SANTA FE — The governor of New Mexico has appointed a new chief of State Police — with a significantly larger salary than the one his predecessor started with.
Spokeswoman Caroline Sweeney said Gov. Michelle Lujan Grisham has appointed Deputy Chief W. Troy Weisler to assume the role on June 24, with a salary of $158,000.
Current Chief Tim Johnson was appointed as the state’s top cop in 2019, starting at $125,000 a year, and is retiring after 23 years with State Police.

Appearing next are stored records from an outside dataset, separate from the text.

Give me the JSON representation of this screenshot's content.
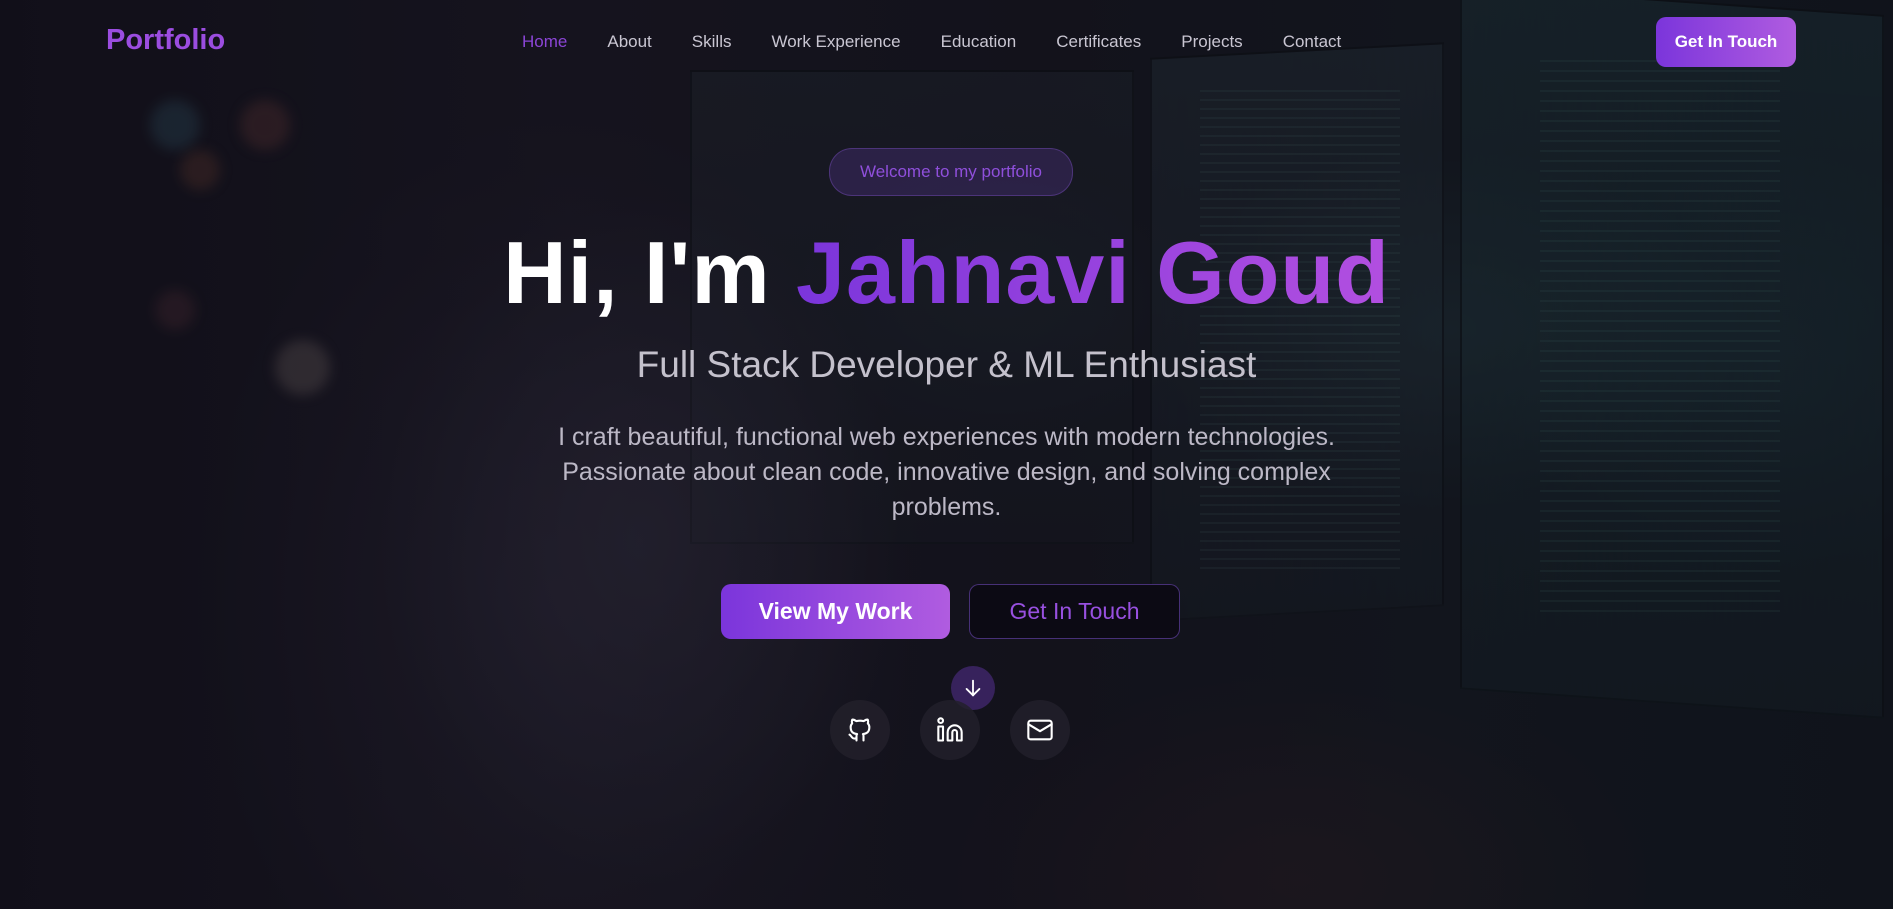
{
  "navbar": {
    "brand": "Portfolio",
    "links": [
      {
        "label": "Home",
        "active": true
      },
      {
        "label": "About",
        "active": false
      },
      {
        "label": "Skills",
        "active": false
      },
      {
        "label": "Work Experience",
        "active": false
      },
      {
        "label": "Education",
        "active": false
      },
      {
        "label": "Certificates",
        "active": false
      },
      {
        "label": "Projects",
        "active": false
      },
      {
        "label": "Contact",
        "active": false
      }
    ],
    "cta_label": "Get In Touch"
  },
  "hero": {
    "badge": "Welcome to my portfolio",
    "greeting": "Hi, I'm ",
    "name": "Jahnavi Goud",
    "subtitle": "Full Stack Developer & ML Enthusiast",
    "description": "I craft beautiful, functional web experiences with modern technologies. Passionate about clean code, innovative design, and solving complex problems.",
    "primary_button": "View My Work",
    "secondary_button": "Get In Touch"
  },
  "icons": {
    "scroll": "arrow-down-icon",
    "social": [
      "github-icon",
      "linkedin-icon",
      "mail-icon"
    ]
  },
  "colors": {
    "accent": "#8b45d6",
    "accent_gradient_start": "#7b35db",
    "accent_gradient_end": "#b05ce0",
    "background": "#0d0b14"
  }
}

Johnson is currently making almost $145,000.
In a statement Lujan Grisham said Weisler “has the real-life experience and eye toward the future that a modern police force needs, and the people of New Mexico deserve.”
“As chief, he will focus on building up relationships with local and federal partners to drive down crime and make New Mexico safer,” she said. “He is dedicated to creating a state police force which reflects the communities it protects by developing and implementing innovative ways to increase diversity within the department.”
Sweeney said Weisler was with State Police for 21 years and started as a patrol officer in Deming and Moriarty in 2002. She said, since then, Weisler had worked in every division of the Department of Public Safety’s Law Enforcement branch.
Weisler’s appointment as chief is still subject to state Senate confirmation.
Sweeney said, like his successor, Johnson started his career as an officer with State Police in 2000. She said Johnson has worked “in every commissioned section, division, and bureau.”
“It’s been an honor that I probably was unworthy of. I think I, and the department, did the best we could to navigate some crazy, strange times,” Johnson told the Journal on Tuesday, referring to the COVID-19 pandemic and the nationwide calls for police reform in 2020.
Johnson said he plans to spend time with his family before figuring out what he’s going to do in the “afterlife.”